There are a number of ILR/ICM devices e.g. Medtronic Reveal and Linq devices. All MRI safety conditions can typically be satisfied. Except the AngelMed Guardian which is a different type of internal monitor that it is MR Unsafe (see below). Thus, we recommend you proceed as follows:
Establish using the MRI checklist if the patient has an ILR/ICM, and determine that the ILR/ICM is not the AngelMed Guardian, see below for further information.
The following assumes you are using a 1.5T or 3T closed bore MRI system for hydrogen proton MRI (i.e. the typical clinical MR imaging mode).
Do not use local transmit coils to image the chest, trunk, or shoulder region. That is, the body coil (inside the magnet bore covers) must be used for RF transmission of these areas with a receive only coil being placed over these particular areas of interest.
Scan the patient in Normal operating mode. There is no post-insertion waiting required, see risks assessments:
GenericRiskAssessmentForm_MRI_scanning_ILR_time
GenericRiskAssessmentForm_MRI_scanning_3T
GnericRiskAssessmentForm_MRI_scanning_ILR_under6weeks
Instruct the patient to inform the device specialist or doctor looking after their device and cardiac care of the date and time of the MRI scan at their next appointment. If no appointments are scheduled, there is no need to contact these health professionals.
How to make sure the ILR/ICM is not the AngelMed Guardian?

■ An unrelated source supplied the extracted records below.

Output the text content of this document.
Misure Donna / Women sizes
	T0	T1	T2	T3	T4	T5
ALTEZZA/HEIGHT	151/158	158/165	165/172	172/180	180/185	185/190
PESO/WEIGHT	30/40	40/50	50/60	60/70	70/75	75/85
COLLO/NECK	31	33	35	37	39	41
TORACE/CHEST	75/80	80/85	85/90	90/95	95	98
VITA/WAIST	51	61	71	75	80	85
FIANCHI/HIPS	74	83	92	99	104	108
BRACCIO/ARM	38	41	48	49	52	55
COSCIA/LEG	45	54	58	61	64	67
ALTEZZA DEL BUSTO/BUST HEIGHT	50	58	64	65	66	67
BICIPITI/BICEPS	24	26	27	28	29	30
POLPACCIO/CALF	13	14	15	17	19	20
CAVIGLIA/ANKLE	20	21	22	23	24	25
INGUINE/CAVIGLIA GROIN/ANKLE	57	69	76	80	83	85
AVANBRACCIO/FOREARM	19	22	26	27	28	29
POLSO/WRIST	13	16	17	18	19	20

What is the AngelMed Guardian?
The AngelMed Guardian Implantable Medical Device (IMD) is an implantable programmable device that monitors the patient’s electrogram, vibrates to warn the patient of alarms and alerts, and stores electrogram signals and other data.
The AngelMed Guardian® System is available by prescription or order of a physician only in the USA as per website. The AngelMed Guardian has never being implanted in the UK, it is currently being implanted in the USA and some Asia-Pacific countries. As part of various trials, it was introduced and implanted in Brazil, details below.
How to identify this device in a patient?
This device is different shape than an ILR/ICM i.e. loop recorder. The AngelMed system has two components: an implantable device very similar to a single chamber pacemaker, and an external device that the patient carries on their person.
1.Has the patient have an External pager-like device, called EXD? Patient should have with them all the time.
Height: 2.8 in (70 mm)
Width: 2.2 in (55 mm)
Depth: 0.6 in (16 mm)
2. If chest x-ray available the AngelMed Guardian device has a radiopaque identifier AMSG3
AngelMed states “Do not have an MRI. An MRI creates a very powerful magnetic field that can damage your IMD and injure the tissue near your implanted lead”.
Where the device has been implanted, i.e. Trials?
Proof of Concept study (n=17) USA, Early 2000’s
First in-man Experience (n=76) USA and Brazil
A First-in-Man Study in Brazil (CARDIOSAVER) (n=20) Brazil and USA 2005
A US IDE Safety Study (DETECT) Phase I clinical feasibility study (USA) n=37, 2006
A Prospective Randomised Pivotal IDE Study (ALERTS), This is an international phase II, randomized,prospective. (n=907), 2014-2017.
Contact with company (13/07/2022), they do not implant (and have never implanted) the device in the UK. It is currently being implanted in the USA and some Asia-Pacific countries.